For six years the club has been hurling ideas at the wall in the hope that something will somehow stick. It’s a policy that has failed, and it’s time that this was admitted by somebody within the club. Ripping it up and starting again is doable, but it requires a level of patience that modern football is ill-equipped to deal with. A new structure to identify the best players to operate within a system – yes, including reserves, youth team players, and the less glamourous positions on the pitch – with a coach dedicated to spending several seasons to fine-tuning it to work might just stand a chance of breaking the cycle of under-achievement that Manchester United have become in recent years. The smell of dry rot emanating from Old Trafford over the last few years has never been fully masked by the cloying scent of braggadocio, but a club with almost every advantage in an age during which money stratifies like never before should be able to complete the renovation it needs, providing the will is there to do so.
The vanity signings, however, have to stop, and the managerial merry-go-round has to slow.

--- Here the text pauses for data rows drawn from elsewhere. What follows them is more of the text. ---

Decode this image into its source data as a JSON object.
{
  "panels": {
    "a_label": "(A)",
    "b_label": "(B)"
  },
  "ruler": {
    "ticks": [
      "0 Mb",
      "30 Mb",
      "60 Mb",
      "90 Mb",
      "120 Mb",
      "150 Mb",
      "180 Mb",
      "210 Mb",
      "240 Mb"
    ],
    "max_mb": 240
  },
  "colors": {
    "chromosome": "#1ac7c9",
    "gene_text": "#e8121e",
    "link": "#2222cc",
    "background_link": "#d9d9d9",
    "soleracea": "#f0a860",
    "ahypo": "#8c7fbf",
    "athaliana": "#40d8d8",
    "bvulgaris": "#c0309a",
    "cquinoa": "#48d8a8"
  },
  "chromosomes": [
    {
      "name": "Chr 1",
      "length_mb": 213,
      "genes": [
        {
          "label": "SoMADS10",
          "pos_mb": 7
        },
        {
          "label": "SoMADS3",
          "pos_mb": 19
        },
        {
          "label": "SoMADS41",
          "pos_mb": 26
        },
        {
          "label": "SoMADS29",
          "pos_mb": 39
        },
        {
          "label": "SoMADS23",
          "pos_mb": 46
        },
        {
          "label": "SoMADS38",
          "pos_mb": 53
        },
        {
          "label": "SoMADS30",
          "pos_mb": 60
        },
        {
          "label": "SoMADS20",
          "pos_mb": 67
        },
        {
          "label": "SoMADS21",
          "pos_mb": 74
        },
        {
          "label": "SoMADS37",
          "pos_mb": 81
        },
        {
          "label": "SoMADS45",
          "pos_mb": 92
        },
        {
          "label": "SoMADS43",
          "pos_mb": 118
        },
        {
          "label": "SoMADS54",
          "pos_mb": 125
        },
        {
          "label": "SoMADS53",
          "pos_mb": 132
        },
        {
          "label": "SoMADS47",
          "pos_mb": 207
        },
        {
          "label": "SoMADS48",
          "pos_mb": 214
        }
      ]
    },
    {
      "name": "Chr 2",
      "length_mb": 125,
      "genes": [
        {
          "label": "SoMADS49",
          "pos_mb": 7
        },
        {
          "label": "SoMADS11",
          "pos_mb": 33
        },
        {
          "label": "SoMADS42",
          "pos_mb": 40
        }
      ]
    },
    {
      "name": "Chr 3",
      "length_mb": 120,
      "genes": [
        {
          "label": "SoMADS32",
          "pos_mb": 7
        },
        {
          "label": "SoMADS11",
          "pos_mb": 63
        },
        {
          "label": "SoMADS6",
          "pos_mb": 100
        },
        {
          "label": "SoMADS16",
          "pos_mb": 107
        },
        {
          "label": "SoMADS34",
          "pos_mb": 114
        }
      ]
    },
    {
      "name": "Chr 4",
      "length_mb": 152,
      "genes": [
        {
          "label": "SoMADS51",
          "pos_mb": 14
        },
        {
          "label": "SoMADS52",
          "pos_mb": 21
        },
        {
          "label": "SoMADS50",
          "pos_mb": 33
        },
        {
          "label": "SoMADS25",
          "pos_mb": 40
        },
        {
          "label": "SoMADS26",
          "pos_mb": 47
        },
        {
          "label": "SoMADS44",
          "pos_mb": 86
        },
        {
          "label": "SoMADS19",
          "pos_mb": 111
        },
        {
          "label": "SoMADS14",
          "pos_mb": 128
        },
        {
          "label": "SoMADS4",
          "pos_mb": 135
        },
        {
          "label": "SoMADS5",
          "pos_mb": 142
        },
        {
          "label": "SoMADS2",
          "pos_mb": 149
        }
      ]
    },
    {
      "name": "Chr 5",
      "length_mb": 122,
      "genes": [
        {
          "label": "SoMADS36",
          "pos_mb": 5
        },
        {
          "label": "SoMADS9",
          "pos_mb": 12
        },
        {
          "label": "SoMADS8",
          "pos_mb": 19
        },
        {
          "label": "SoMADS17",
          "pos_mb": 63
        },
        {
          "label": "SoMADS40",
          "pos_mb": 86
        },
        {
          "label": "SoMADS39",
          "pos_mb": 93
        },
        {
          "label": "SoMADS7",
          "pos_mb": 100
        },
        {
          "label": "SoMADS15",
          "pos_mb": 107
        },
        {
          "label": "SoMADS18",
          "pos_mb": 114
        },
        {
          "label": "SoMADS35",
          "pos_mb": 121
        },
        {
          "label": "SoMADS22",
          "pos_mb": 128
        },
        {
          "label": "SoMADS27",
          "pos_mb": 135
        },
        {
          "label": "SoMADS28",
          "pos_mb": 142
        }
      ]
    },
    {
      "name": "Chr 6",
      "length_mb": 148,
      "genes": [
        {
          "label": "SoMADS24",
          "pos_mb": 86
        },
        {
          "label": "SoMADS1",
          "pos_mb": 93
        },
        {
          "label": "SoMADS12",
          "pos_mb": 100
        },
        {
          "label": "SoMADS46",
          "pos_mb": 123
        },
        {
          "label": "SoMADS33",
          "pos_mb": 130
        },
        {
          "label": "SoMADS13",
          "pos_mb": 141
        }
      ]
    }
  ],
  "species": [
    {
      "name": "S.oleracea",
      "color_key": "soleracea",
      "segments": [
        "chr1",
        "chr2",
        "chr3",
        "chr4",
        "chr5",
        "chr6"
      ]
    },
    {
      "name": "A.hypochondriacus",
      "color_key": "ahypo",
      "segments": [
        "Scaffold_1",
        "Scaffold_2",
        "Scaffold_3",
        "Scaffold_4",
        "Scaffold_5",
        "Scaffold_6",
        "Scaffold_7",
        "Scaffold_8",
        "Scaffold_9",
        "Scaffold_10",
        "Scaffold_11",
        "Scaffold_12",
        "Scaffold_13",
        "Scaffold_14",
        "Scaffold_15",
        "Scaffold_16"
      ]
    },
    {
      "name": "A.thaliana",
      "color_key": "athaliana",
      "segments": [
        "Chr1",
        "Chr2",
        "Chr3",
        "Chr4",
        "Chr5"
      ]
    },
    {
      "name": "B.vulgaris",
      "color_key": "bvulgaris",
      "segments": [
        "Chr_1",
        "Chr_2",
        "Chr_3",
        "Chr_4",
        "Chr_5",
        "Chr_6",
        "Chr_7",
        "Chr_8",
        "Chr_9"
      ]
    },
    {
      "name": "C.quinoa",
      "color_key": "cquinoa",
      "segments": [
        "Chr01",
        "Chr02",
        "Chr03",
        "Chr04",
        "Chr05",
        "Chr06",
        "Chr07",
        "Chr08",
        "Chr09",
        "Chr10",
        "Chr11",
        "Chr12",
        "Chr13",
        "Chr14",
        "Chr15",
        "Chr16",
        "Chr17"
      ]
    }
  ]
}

Something fundamental has to change. Because it increasingly feels as though elite level professional football has evolved more than many of us noticed over the last ten years, and that Manchester United have been left standing still, propped up in the Premier League by vast financial imbalance, but no closer to finding the right solution to be able to seriously challenge for the trophies that the club expects to challenge for than it was five years ago. Manchester City and Liverpool are disappearing over the horizon, and even Tottenham Hotspur have a three point advantage over them, despite having spent nothing on new players last summer or in January, the distraction caused by the protracted move into their new stadium, and injuries to critical players. Manchester United now appear to be trapped in a loop of perpetual transition, desperately searching for a quick fix to bring back the good old days, apparently without having realised that restoring the club to its lofty former perch is going to take a long time and may well be expensive and complex – a cycle of their own creation, which they seem unable to break in any meaningful sense.